Ontem eu e minha mãe cozinhamos juntas pela primeira vez desde a minha adolescência. Ela veio me visitar em São Paulo com a desculpa de comemorarmos meu aniversário, embora eu saiba (e concorde) que a atração principal aqui de casa é meu filho. Foi gostoso cabular o trabalho para passar um tempo com ela e o pequeno, com direito a fornadas de bolinhos de polvilho saindo no meio da tarde.
Para minha mãe, esses bolinhos lembram infância. Mais especificamente, as férias que ela passava em Lages (SC) na fazenda de meus tios-avós – na minha memória, um lugar quase mítico, aonde eu nunca fui, mas que imagino em detalhes pelas histórias que sempre ouvi.
Na casa da tia Vera e do tio Afonso, toda tarde se espalhava pelo ar o cheiro dos bolinhos de polvilho que seriam servidos logo mais, acompanhados de manteiga, queijo e geleia. A receita levava a coalhada escorrida produzida ali mesmo, que descansava em bacias na cozinha e era consumida também pura, feito iogurte, no café da manhã.
Difícil competir com a coalhada azedinha e gelatinosa das vacas da fazenda. Nos arredores do meu prédio, não encontramos coalhada nenhuma e partimos para o plano B, que é usar ricota. Fizemos uma rodada e achamos meio insossa. Seguimos então instruções adicionais dadas por telefone por outra tia-avó, Myriam, que, aos 92 anos, mora sozinha em Florianópolis, continua cozinhando e adora discutir peculiaridades de diversas versões de receitas.
Com mais manteiga e sal, os bolinhos da segunda fornada ficaram bem mais saborosos (que surpresa, né?), apesar de minha mãe ainda notar uma certa falta de acidez na massa. Em lanche da tarde, são uma boa base para passar manteiga ou geleia – testei com uma orgânica de figo ótima, da marca Novo Citrus, e com o docinho de abacaxi que eu resolvi usar feito geleia.
Se você pretende testar a receita, sugiro prestar atenção nas dicas da tia Myriam:
– A quantidade de manteiga sugerida é mesmo só uma sugestão. Como o teor de gordura e água na coalhada e na ricota variam, essas proporções precisam ser ajustadas. Se usar ricota, provavelmente você precisará usar mais manteiga (na segunda fornada, eu usei o dobro da sugestão da receita) e talvez leite.
– A massa tem que estar úmida o suficiente para não ficar quebradiça ao ser moldada, mas também não pode ser molenga. (Eu achei a textura parecida com a de massinha de brinquedo).
– Nenhum médico vai concordar com isso, mas capriche no sal. Aos poucos: vá testando a massa crua. Deve estar salgadinha.
– Deixe os bolinhos crescerem e dourarem um pouco.
– É normal (e charmoso) que, ao assar, eles ganhem rachaduras na superfície.
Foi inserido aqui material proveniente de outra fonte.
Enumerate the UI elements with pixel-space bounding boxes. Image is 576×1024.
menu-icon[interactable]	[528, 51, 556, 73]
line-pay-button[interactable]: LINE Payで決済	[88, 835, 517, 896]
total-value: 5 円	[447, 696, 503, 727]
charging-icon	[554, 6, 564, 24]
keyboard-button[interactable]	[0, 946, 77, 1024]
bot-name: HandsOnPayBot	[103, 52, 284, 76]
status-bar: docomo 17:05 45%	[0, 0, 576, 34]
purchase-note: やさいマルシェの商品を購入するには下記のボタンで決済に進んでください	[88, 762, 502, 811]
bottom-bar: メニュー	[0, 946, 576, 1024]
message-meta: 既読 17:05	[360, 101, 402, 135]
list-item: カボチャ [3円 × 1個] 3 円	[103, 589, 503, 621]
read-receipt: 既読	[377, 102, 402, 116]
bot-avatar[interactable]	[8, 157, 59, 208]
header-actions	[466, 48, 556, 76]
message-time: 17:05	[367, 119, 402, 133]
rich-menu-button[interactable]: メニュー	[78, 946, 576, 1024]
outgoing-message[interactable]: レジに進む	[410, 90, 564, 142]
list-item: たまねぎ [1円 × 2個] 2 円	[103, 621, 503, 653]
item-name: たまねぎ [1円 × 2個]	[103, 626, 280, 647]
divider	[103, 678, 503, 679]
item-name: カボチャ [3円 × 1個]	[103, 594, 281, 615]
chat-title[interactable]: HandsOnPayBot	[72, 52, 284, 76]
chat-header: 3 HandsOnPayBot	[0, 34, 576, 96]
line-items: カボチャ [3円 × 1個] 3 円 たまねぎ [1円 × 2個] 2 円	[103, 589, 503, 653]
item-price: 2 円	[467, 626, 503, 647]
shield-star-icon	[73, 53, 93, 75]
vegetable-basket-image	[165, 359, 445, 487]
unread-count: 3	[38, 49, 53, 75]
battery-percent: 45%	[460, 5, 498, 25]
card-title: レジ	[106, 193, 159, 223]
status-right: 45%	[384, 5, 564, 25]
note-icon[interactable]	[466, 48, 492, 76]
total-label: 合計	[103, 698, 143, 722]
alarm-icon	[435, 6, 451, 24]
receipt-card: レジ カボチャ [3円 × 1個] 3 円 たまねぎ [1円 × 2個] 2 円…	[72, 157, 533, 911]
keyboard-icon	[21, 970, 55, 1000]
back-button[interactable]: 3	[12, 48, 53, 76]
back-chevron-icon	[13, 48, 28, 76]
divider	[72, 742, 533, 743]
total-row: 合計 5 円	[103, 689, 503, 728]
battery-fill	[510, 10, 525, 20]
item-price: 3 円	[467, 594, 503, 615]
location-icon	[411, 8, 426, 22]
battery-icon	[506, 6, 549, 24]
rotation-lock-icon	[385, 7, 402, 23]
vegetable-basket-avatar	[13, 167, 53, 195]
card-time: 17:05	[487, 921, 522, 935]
Mas, se racharem demais, faltou manteiga.
– Essa dica é minha: não esqueça o avental e evite roupas escuras ao misturar os ingredientes. O polvilho cria uma névoa branca que salpica até a calça.
Ingredientes
300 gramas de coalhada escorrida (ou ricota)
2 ou 3 ovos (dependendo do tamanho)
2 colheres de manteiga (ler dicas acima)
1/2 colher de sopa de sal (ler dicas acima)
1/2 quilo de polvilho azedo
leite (se necessário)
Erva-doce (opcional. Eu fiz sem)
Modo de preparo
(Já segue @ocadernodereceitas no Instagram? Lá eu postei um vídeo do passo a passo desta receita)
Em uma tigela, misturamos os ingredientes, juntando o polvilho aos poucos. Como a massa estava esfarelando, acrescentamos um pouco de leite (na segunda fornada, colocamos também mais manteiga e sal). Eu e minha mãe nos revezamos para sovar bem a massa (ela me mostrou como fazer isso usando a almofada da base da mão).
Com a massa sovada, fizemos cobrinhas curvadas como um S com cerca de 4 cm de comprimento. Colocamos em uma assadeira untada, deixando espaço para os bolinhos crescerem. Eles ficaram prontos em pouco mais de 20 minutos.
As duas fornadas renderam uns 30 bolinhos. Um terço da massa sobrou, e a congelei para assar mais tarde (a graça desses bolinhos é comê-los assim que saem do forno).